Retirement Planning > Retirement Investing

Researchers Say Typical Pension Shifts Hit Benefits

X
Your article was successfully shared with the contacts you provided.

An employer that moves a typical 40-year-old worker into a cash-balance pension plan, from a traditional defined benefit pension plan, could cut that worker’s median monthly retirement income by about $188, to $891.[@@]

Researchers at the U.S. GovernmentAccountability Office have published that estimate in a report about cash-balance pension plans prepared at the request of Sen. Tom Harkin, D-Iowa; Rep. George Miller, D-Calif.; and Rep. Bernard Sanders, an independent from Vermont.

Employers fund traditional defined benefit plans using a contribution formula that assumes that younger workers will have time to accumulate more years of investment earnings.

Employers fund cash-balance plans, which are also defined as defined benefit plans, 1 year at a time, by providing contribution credits and interest credits for each year that a plan member works, regardless of the age of the worker.

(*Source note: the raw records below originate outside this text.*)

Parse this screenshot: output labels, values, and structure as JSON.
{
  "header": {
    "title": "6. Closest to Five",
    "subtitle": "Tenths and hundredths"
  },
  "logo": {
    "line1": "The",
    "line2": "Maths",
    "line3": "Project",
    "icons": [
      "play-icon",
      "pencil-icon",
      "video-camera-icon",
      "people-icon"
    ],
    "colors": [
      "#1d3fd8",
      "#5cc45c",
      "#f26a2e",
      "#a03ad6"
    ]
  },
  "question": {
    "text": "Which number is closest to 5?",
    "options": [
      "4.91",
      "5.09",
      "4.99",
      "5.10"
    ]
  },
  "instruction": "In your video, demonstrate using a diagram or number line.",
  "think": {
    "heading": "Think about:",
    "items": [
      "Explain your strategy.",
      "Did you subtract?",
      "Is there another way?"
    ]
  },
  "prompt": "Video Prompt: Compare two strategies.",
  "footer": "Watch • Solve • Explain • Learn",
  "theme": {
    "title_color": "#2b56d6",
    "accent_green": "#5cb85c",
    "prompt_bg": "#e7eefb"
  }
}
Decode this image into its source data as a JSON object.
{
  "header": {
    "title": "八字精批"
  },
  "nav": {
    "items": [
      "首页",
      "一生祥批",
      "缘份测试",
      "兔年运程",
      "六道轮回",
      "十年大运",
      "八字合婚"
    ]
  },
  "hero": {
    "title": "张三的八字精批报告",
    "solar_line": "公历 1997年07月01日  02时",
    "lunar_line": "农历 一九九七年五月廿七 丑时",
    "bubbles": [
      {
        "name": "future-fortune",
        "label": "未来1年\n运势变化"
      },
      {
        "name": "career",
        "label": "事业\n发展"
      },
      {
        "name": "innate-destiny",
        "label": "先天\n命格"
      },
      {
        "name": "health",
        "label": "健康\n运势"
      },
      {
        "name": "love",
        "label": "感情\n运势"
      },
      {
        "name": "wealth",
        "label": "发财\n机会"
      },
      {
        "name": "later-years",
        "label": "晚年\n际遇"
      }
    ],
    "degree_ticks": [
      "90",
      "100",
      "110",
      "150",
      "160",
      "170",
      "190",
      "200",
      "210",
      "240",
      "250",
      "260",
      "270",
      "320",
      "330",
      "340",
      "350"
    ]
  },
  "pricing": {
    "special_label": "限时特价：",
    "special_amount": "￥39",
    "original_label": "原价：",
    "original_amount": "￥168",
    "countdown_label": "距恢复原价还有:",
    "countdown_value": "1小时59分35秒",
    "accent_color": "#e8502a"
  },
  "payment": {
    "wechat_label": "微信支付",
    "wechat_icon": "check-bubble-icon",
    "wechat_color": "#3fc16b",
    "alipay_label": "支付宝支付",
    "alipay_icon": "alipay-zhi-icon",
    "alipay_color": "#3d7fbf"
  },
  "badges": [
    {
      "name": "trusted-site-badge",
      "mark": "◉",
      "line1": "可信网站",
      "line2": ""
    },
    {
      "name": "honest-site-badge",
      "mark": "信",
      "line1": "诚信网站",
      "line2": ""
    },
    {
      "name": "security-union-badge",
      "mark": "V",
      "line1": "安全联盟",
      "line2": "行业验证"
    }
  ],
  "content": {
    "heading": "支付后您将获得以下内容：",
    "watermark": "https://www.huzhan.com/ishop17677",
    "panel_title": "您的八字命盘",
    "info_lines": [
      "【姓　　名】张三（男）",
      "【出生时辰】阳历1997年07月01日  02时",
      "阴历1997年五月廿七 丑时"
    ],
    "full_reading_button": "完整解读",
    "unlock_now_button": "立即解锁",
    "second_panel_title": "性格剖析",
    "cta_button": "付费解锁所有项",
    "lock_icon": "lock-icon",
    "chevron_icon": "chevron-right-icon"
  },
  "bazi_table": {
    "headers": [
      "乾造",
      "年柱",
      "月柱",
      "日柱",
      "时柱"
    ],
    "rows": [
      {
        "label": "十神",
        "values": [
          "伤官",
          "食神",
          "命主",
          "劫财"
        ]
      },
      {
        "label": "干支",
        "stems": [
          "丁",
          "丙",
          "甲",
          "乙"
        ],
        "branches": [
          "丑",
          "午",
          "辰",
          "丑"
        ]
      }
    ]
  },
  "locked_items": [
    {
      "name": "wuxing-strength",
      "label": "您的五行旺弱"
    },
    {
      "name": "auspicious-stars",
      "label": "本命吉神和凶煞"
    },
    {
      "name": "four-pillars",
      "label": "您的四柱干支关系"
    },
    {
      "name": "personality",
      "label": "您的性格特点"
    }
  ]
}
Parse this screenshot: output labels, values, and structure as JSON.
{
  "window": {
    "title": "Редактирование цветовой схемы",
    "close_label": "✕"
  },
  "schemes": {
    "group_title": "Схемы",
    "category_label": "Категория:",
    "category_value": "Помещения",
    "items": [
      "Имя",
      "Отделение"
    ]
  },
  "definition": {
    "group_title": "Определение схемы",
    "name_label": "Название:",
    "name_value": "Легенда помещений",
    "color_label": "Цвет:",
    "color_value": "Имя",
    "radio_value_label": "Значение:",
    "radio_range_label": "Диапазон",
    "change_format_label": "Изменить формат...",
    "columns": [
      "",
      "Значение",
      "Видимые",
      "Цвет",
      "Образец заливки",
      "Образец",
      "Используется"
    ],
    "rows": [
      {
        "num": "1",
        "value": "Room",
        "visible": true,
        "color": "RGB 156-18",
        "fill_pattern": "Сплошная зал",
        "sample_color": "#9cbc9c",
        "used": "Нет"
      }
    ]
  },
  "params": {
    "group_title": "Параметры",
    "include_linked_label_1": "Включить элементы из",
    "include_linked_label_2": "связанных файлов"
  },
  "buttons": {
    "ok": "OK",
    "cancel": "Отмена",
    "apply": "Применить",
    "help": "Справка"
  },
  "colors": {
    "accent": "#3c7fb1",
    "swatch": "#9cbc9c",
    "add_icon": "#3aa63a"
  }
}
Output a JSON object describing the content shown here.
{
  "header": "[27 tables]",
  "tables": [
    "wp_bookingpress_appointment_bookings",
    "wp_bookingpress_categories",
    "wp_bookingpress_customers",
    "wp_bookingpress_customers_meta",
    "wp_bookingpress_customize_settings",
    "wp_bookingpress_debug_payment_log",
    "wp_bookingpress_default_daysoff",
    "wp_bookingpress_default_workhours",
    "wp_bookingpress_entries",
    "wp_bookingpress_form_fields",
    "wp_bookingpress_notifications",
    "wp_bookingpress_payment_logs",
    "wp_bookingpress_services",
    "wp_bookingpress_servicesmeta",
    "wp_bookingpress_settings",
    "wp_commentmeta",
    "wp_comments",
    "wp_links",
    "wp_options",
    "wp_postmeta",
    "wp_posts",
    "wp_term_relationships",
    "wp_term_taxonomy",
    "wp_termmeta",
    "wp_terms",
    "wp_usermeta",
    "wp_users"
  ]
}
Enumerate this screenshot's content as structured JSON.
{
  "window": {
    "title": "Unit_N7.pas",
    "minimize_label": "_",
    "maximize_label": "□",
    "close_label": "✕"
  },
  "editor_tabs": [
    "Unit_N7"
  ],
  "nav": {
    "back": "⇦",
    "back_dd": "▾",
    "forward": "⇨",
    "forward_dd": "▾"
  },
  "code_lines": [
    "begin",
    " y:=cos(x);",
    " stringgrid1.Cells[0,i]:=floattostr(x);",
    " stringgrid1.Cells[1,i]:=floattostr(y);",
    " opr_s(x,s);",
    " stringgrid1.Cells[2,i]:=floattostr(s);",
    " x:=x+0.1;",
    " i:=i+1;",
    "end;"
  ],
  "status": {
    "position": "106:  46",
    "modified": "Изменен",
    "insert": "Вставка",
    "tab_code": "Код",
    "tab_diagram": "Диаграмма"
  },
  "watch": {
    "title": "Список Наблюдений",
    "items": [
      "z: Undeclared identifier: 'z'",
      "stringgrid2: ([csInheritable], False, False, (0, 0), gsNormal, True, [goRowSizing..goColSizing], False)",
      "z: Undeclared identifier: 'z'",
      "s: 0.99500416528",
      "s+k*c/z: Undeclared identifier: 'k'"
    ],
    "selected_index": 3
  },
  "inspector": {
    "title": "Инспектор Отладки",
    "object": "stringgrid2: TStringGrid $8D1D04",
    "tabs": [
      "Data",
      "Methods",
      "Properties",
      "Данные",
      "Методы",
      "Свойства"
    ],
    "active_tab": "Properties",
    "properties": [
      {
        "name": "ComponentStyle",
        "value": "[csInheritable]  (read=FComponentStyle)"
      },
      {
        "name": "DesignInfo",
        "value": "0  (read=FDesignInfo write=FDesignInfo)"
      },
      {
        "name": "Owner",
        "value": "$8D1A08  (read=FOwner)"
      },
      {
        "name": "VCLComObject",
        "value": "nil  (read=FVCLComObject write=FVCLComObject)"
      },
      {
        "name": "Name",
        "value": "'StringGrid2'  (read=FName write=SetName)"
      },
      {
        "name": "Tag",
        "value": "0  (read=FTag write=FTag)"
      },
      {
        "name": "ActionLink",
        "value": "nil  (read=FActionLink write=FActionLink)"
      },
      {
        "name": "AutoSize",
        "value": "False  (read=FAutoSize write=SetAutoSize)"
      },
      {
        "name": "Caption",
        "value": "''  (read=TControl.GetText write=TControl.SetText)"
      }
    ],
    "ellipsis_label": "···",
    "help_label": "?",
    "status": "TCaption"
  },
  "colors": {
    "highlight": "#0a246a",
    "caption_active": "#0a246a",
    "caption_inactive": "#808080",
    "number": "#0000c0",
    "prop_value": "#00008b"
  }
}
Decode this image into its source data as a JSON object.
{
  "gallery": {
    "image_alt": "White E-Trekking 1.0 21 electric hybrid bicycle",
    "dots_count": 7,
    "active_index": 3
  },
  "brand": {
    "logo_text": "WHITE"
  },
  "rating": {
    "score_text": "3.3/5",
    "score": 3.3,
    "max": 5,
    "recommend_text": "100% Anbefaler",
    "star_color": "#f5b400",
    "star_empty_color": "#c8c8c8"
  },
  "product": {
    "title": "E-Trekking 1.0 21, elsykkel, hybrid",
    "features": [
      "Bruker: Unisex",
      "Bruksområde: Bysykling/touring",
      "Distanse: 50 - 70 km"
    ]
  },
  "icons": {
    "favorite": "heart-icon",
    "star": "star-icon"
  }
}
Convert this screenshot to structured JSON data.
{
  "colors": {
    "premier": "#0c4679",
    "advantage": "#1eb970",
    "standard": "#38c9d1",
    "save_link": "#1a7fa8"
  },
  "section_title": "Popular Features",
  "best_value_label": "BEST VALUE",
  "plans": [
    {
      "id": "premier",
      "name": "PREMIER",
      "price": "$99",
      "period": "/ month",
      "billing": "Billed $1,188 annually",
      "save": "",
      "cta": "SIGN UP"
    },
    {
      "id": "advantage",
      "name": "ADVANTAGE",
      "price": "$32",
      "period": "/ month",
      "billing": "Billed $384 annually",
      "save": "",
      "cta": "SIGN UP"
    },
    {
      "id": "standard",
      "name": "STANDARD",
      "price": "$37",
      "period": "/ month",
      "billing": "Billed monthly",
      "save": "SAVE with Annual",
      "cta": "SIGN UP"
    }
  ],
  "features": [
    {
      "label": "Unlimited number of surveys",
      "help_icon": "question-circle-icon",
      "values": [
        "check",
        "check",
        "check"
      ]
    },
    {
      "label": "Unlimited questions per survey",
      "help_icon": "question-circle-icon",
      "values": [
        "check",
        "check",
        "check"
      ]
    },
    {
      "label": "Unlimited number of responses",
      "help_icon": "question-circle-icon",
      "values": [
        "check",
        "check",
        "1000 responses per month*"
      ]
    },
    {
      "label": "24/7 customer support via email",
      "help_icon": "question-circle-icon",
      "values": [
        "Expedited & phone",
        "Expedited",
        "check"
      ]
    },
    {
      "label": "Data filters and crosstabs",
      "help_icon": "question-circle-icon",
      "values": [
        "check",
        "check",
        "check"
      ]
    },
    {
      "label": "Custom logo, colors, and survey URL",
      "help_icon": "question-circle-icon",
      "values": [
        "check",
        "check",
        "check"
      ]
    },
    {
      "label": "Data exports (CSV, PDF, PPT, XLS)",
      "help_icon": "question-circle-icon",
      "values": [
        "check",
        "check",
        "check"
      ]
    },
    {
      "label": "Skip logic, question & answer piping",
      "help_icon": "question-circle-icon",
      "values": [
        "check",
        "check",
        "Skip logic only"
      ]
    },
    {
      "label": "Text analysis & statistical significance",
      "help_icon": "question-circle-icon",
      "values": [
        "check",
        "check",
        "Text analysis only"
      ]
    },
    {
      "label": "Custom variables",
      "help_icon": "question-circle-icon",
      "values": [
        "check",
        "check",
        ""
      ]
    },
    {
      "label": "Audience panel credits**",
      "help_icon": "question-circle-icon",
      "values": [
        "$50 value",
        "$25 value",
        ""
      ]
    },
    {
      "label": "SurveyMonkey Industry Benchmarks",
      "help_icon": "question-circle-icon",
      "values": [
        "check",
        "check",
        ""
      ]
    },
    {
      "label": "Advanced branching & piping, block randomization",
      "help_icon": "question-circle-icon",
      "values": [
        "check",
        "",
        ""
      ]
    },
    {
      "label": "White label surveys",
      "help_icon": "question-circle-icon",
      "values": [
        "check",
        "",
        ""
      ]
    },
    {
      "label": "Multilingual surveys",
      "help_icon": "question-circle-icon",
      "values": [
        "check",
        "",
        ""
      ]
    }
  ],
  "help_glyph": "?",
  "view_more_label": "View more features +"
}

Many employees and labor groups have argued that converting defined benefit pension plans can sharply reduce workers’ benefits.

Advocates of cash-balance plans have argued that because contributions are higher for younger workers and more easily portable, they are more fair to young, mobile workers.

But the GAO writes that because the typical cash-balance plan is cheaper for the employer than the typical defined benefit plan, the resulting benefits are usually lower even for the younger workers, unless the employer makes special efforts to compensate for the effects of the conversion.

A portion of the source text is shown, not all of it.